A browser-only PDF converter that turns native, scanned, and mixed PDFs into Markdown or DOCX.
No server. No uploads. The PDF is processed locally in your browser.
- Overview
- How it works
- Usage
- Supported PDF types
- Native text detection
- OCR processing
- Page layout handling
- Page separators
- Language support
- Romanian post-processing
- DOCX export
- Privacy
- Libraries used
PDF → Markdown / DOCX converts PDF documents into editable Markdown and optionally exports the result as a Word document.
The converter supports:
- native PDFs with selectable text
- scanned PDFs with image-only pages
- mixed PDFs where some pages have text layers and others require OCR
- archival PDFs that contain generated footer/header text but no meaningful selectable page text
- single-column and multi-column layouts
- multilingual OCR
- Markdown and DOCX export
The converter processes the PDF page by page.
For each page, it first tries to extract selectable text using PDF.js. It then checks whether that text is meaningful. This is important because some scanned archival PDFs contain a small selectable text layer made only of generated metadata, page numbers, or source URLs.
If the cleaned text layer contains enough real text, the page is treated as a native PDF page.
If not, the page is rendered to a canvas and processed with Tesseract.js OCR.
The final text is cleaned, post-processed, joined with the selected page separator, and displayed as Markdown.
Open index.html in a browser or visit the deployed tool URL.
No installation or sign-in is required.
Drag and drop a .pdf file onto the drop zone, or click the drop zone to select a file.

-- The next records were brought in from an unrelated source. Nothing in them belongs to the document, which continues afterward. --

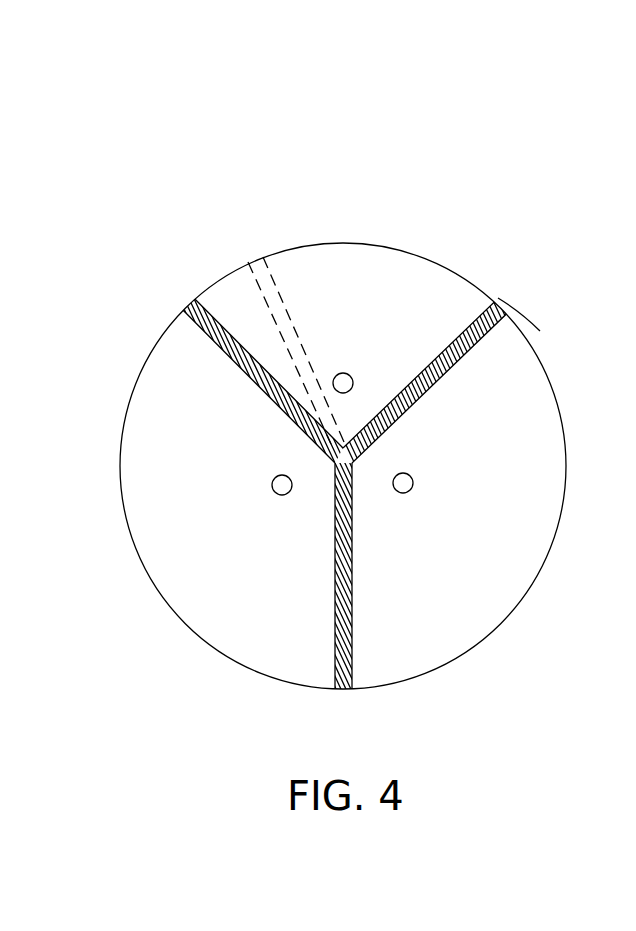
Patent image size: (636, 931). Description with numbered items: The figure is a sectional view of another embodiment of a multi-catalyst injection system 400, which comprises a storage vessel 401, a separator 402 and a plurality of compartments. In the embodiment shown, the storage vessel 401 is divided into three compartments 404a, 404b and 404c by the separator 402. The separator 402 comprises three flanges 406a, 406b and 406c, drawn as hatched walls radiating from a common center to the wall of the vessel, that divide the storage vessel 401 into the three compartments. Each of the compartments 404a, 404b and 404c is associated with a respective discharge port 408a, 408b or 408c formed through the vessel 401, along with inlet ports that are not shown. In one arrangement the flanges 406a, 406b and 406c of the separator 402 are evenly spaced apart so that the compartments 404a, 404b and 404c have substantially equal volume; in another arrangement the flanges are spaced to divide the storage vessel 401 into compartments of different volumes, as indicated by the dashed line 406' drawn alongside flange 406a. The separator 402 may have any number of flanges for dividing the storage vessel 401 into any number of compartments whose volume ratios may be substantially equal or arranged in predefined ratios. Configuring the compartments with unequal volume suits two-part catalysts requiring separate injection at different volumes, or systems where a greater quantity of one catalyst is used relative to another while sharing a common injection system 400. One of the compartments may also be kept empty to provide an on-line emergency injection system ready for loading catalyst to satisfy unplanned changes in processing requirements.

The multi-catalyst injection system 400 is at (356, 146).
The storage vessel 401 is at (404, 252).
The separator 402 is at (500, 306).
The compartment 404a is at (440, 313).
The compartment 404b is at (235, 493).
The compartment 404c is at (520, 517).
The flange 406a is at (208, 313).
The flange 406b is at (340, 645).
The flange 406c is at (466, 355).
The dashed line 406' is at (305, 350).
The discharge port 408a is at (349, 376).
The discharge port 408b is at (286, 488).
The discharge port 408c is at (399, 486).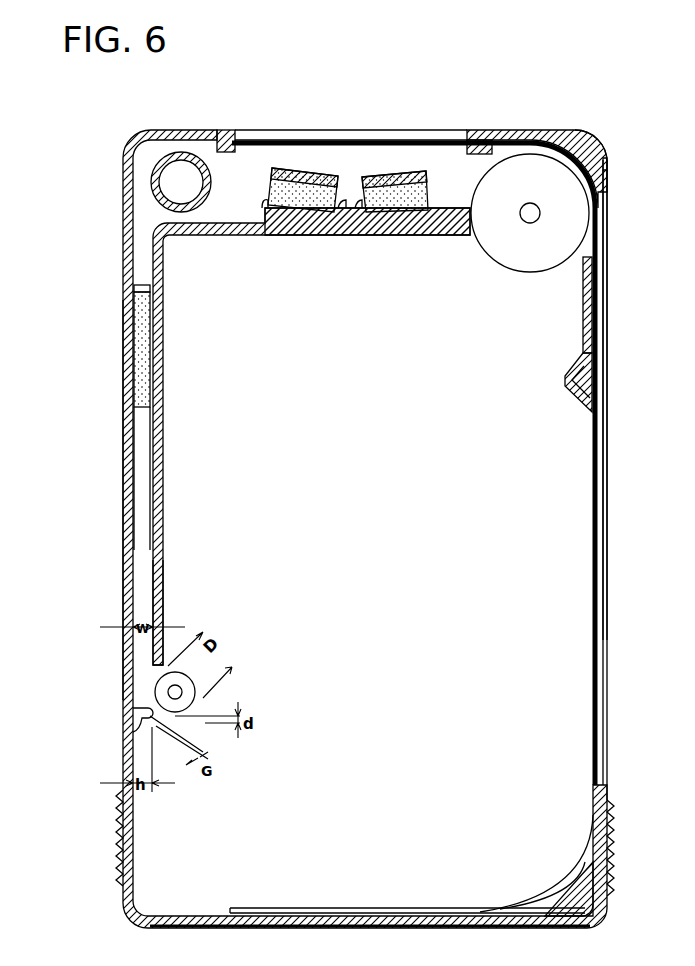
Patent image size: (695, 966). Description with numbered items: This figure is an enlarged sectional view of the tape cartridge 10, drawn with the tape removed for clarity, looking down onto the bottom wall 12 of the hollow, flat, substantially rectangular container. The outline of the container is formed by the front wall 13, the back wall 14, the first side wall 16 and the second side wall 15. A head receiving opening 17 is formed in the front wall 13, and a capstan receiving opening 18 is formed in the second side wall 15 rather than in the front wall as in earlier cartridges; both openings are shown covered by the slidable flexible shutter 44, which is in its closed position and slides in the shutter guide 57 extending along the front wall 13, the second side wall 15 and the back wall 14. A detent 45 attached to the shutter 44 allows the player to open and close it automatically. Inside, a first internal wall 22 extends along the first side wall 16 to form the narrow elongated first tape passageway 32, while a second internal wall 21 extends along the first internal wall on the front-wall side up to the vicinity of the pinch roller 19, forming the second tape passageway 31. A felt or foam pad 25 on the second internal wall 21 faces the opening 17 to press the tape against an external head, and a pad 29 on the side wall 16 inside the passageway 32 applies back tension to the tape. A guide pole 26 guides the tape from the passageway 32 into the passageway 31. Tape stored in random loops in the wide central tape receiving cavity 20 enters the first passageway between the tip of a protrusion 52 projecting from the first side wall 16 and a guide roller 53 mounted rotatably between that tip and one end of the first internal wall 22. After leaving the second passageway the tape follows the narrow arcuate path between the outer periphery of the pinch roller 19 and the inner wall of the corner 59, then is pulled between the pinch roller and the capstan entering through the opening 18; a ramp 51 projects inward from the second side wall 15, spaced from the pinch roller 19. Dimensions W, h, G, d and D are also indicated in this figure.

The file is validated by checking that it starts with the %PDF- header. Once a valid PDF is selected, the Convert button becomes active.
Use the OCR language dropdown to select the main language of the scanned document.
This setting affects only OCR pages. Native PDF text is extracted directly from the PDF text layer.
Choosing the correct OCR language improves recognition of diacritics, accents, ligatures, and non-Latin scripts.
Use the Page layout dropdown to control how pages are read.
| Option | Behaviour |
|---|---|
| Auto-detect columns | For OCR pages, tries to detect a reliable central gutter and split into two columns only when both sides contain text. |
| Single column | OCRs the whole page as one continuous text block. |
| Two columns | Splits the rendered page at 50% width and reads left column first, then right column. |
| Three columns | Splits the rendered page at 33% and 66% width and reads left, middle, then right. |
For native PDF pages, explicit two-column and three-column modes reorder PDF text items by their x/y coordinates. Auto-detect does not run pixel analysis on native PDF text layers.
Use the Page separator dropdown to control how pages are joined in the Markdown output.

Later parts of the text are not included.